The electroluminescent panel of claim 1, wherein each electrically isolated conductive electrode region encompasses a different plurality of the electrically isolated conductive areas.
The electroluminescent panel of claim 1, wherein the electrode regions are capable of being independently and selectively powered, such that light emits from corresponding regions of the electroluminescent panel.
The electroluminescent panel of claim 1, wherein the one or more electrically isolated conductive electrode regions comprise a plurality of electrode regions.
The electroluminescent panel of claim 1, wherein the activatable conductive layer is nonconductive where unactivated and conductive where activated.
The electroluminescent panel of claim 1, wherein the activatable conductive layer comprises an optical beam-activated conductive layer, such that the layer is conductive where exposed to an optical beam having a wavelength to which the layer is sensitive.

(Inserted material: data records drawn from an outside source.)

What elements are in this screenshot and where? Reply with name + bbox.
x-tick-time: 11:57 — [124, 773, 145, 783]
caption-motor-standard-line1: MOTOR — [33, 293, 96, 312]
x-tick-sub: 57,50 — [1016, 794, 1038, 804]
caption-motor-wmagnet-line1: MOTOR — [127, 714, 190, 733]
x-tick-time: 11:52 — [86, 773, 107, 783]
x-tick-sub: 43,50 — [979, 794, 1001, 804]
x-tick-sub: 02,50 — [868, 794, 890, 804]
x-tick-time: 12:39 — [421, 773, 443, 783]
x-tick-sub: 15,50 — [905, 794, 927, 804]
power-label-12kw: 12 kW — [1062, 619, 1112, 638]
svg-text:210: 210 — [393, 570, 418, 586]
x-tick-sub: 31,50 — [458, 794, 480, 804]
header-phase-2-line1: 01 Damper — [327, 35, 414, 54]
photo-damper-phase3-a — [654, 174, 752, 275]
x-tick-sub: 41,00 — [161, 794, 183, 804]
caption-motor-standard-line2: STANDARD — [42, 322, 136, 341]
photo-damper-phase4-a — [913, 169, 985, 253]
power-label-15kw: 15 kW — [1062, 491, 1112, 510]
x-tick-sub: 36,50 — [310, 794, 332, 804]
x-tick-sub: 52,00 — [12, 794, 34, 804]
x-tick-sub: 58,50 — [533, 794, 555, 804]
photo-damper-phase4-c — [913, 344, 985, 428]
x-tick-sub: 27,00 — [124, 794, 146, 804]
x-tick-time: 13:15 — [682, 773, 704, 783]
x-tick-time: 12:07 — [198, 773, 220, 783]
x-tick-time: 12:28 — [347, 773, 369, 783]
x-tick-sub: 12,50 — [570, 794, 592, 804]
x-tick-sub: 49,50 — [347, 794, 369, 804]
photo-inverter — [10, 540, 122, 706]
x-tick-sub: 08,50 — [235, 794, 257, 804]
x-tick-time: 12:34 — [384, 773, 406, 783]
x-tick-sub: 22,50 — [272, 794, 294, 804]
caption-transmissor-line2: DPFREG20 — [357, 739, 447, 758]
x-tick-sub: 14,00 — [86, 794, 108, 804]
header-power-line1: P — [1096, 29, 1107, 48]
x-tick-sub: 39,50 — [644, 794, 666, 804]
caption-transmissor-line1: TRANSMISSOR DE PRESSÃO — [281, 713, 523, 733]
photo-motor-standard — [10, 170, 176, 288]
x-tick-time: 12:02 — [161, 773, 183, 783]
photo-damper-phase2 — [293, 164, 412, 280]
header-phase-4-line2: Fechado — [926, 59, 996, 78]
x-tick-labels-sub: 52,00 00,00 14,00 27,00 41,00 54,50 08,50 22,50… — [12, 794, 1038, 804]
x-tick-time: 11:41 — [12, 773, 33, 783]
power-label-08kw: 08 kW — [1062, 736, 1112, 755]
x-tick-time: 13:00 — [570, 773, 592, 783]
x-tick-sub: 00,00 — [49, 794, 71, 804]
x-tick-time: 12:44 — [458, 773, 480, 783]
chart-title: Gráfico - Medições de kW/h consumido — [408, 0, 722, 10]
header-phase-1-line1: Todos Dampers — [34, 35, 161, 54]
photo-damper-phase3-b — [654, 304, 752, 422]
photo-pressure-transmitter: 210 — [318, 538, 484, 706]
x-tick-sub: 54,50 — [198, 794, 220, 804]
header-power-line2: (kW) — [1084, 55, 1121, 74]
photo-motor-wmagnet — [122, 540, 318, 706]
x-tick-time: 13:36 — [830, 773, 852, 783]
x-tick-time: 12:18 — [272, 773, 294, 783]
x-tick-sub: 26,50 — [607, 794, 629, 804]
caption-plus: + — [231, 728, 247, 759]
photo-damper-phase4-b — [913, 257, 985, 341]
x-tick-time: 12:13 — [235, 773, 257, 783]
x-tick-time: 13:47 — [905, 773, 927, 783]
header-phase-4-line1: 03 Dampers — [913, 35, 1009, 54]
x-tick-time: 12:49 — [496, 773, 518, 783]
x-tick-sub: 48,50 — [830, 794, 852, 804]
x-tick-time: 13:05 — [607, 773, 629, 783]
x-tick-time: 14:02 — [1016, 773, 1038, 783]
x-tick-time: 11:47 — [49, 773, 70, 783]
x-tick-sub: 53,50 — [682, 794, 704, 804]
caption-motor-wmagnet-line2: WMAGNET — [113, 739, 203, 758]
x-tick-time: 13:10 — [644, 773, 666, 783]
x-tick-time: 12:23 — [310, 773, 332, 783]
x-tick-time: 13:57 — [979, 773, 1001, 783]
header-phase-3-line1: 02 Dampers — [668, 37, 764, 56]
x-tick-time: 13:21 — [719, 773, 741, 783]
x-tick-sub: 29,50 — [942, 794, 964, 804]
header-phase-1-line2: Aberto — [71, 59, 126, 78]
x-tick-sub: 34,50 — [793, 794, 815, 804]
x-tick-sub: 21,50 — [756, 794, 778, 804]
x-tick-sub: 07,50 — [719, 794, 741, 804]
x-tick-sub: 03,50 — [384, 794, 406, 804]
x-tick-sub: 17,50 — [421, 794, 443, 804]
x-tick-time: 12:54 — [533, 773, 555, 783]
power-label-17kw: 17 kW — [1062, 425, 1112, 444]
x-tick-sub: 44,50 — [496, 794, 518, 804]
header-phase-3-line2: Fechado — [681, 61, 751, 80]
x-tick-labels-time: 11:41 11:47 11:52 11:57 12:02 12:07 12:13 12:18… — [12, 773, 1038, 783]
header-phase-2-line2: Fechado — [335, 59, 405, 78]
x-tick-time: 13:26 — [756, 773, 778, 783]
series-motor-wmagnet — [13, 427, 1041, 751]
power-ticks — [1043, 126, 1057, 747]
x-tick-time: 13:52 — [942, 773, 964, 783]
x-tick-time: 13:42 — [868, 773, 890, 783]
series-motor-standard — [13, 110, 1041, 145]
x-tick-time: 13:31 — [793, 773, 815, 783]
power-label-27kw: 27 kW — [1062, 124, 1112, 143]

The electroluminescent panel of claim 1, wherein the activatable conductive layer comprises an activatable conductive paste applied next to the layer of electrically isolated conductive areas.

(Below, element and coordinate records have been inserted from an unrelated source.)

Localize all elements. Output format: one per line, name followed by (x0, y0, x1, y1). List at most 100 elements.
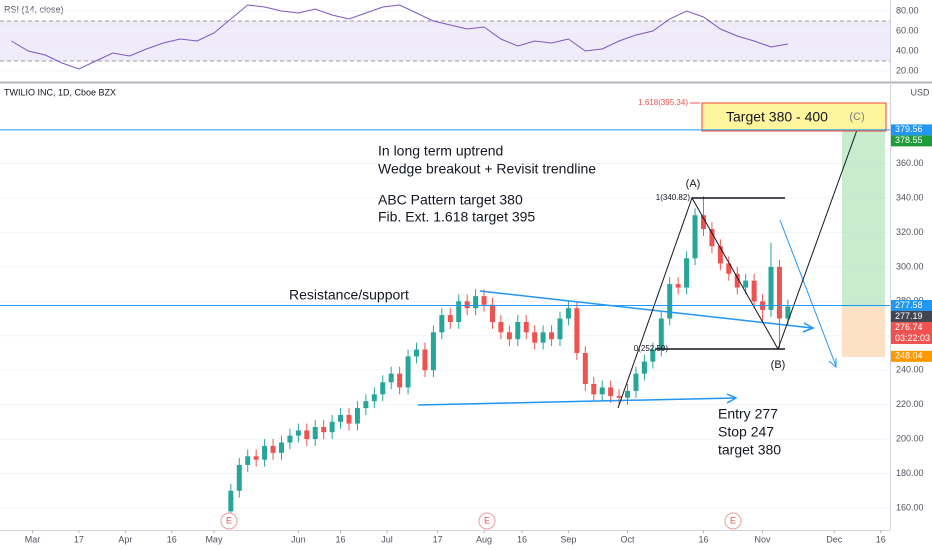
wave-label: (C) (849, 111, 864, 123)
y-tick-label: 220.00 (896, 399, 924, 409)
loss-zone (842, 307, 885, 357)
x-tick-label: 16 (336, 534, 346, 544)
candle-body (414, 349, 420, 357)
note: ABC Pattern target 380 (378, 192, 523, 208)
candle-body (700, 215, 706, 229)
drawings (220, 102, 887, 530)
candle-body (776, 266, 782, 319)
currency: USD (910, 87, 930, 97)
y-tick-label: 20.00 (896, 65, 919, 75)
candle-body (726, 263, 732, 274)
candle-body (397, 373, 403, 388)
x-tick-label: 16 (698, 534, 708, 544)
resistance-label: Resistance/support (289, 287, 409, 303)
x-tick-label: Dec (826, 534, 843, 544)
fib-label: 0(252.59) (634, 344, 669, 353)
candle-body (253, 456, 259, 460)
x-tick-label: 17 (74, 534, 84, 544)
candle-body (768, 266, 774, 310)
candle-body (371, 394, 377, 402)
candle-body (565, 308, 571, 319)
arrow-head (726, 393, 738, 404)
candle-body (709, 228, 715, 247)
price-tag-label: 276.74 (895, 322, 923, 332)
price-tag-label: 379.56 (895, 124, 923, 134)
wave-label: (A) (686, 178, 701, 190)
candle-body (464, 301, 470, 309)
candle-body (481, 296, 487, 305)
wave-label: (B) (771, 359, 786, 371)
candle-body (262, 445, 268, 460)
candle-body (532, 332, 538, 343)
y-tick-label: 80.00 (896, 5, 919, 15)
candle-body (287, 435, 293, 443)
fib-label: 1(340.82) (656, 193, 691, 202)
trend-line (417, 397, 736, 406)
candle-body (557, 318, 563, 340)
candle-body (295, 430, 301, 436)
x-tick-label: Sep (560, 534, 576, 544)
price-tag-label: 277.19 (895, 311, 923, 321)
abc-path (617, 129, 858, 409)
candle-body (329, 421, 335, 433)
trend-line (779, 219, 837, 367)
candle-body (422, 349, 428, 371)
candle-body (388, 373, 394, 383)
y-tick-label: 200.00 (896, 433, 924, 443)
candle-body (338, 414, 344, 422)
fib-label: 1.618(395.34) (638, 98, 688, 107)
candle-body (608, 387, 614, 397)
candle-body (574, 308, 580, 353)
x-tick-label: Mar (25, 534, 41, 544)
candle-body (321, 427, 327, 433)
x-tick-label: Aug (476, 534, 492, 544)
rsi-band (0, 21, 890, 61)
candle-body (785, 306, 791, 319)
candle-body (599, 387, 605, 395)
price-tag (891, 124, 932, 136)
candle-body (549, 332, 555, 340)
candle-body (236, 464, 242, 491)
candle-body (540, 332, 546, 343)
candle-body (304, 430, 310, 440)
symbol-label: TWILIO INC, 1D, Cboe BZX (4, 87, 116, 97)
candle-body (667, 284, 673, 319)
price-tag (891, 299, 932, 311)
y-tick-label: 160.00 (896, 502, 924, 512)
x-tick-label: Nov (755, 534, 772, 544)
candle-body (616, 396, 622, 398)
candle-body (734, 273, 740, 288)
earnings-marker (220, 512, 238, 530)
price-tag-label: 378.55 (895, 135, 923, 145)
candle-body (743, 280, 749, 288)
candle-body (354, 408, 360, 424)
target-box (701, 102, 887, 132)
y-tick-label: 180.00 (896, 468, 924, 478)
y-tick-label: 320.00 (896, 227, 924, 237)
candle-body (439, 315, 445, 333)
candle-body (675, 284, 681, 288)
candle-body (633, 373, 639, 391)
x-tick-label: Apr (118, 534, 132, 544)
rsi-line (11, 4, 788, 70)
x-tick-label: 16 (517, 534, 527, 544)
x-tick-label: Jul (381, 534, 393, 544)
candle-body (684, 258, 690, 288)
candle-body (489, 304, 495, 322)
candle-body (473, 296, 479, 309)
candle-body (312, 427, 318, 440)
candle-body (658, 318, 664, 350)
trade-label: Entry 277 (718, 406, 778, 422)
price-tag (891, 350, 932, 362)
price-tag-label: 277.58 (895, 300, 923, 310)
candle-body (405, 356, 411, 388)
earnings-label: E (484, 515, 490, 525)
price-tag-label: 248.04 (895, 351, 923, 361)
earnings-marker (724, 512, 742, 530)
trade-label: Stop 247 (718, 424, 774, 440)
rsi-label: RSI (14, close) (4, 4, 64, 14)
candle-body (245, 456, 251, 465)
candle-body (430, 332, 436, 371)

The electroluminescent panel of claim 1, wherein the layer of electrically isolated conductive areas are at least substantially uniform in size and at least substantially uniformly spaced apart.
The electroluminescent panel of claim 1, wherein the layer of electrically isolated conductive areas are organized as a grid.
The electroluminescent panel of claim 1, wherein the layer of electrically isolated conductive areas is selected from: silver conductive areas, copper conductive areas, nickel conductive areas, ultraviolet (UV)-curable conductive areas, photolithographically defined conductive areas and combinations thereof.
The electroluminescent panel of claim 1, wherein the partial electroluminescent panel base comprises:
a transparent substrate (102);

a transparent conductor next to the transparent substrate (104);

an electroluminescent layer next to the transparent conductor (106); and,

a dielectric next to the layer of electrically isolated conductive areas (108).
The electroluminescent panel of claim 1, wherein the partial electroluminescent panel base further comprises an overlay next to the transparent substrate on which graphics are inkjet-printed (110).
The electroluminescent panel of claim 1, wherein graphics are inkjet-printed to the partial electroluminescent panel base.
The electroluminescent panel of claim 1, further comprising an electrical connect (204) attached to each electrically isolated conductive electrode region.
The electroluminescent panel of claim 1, further comprising an electrical driver (202) electrically coupled to each electrically isolated conductive electrode region.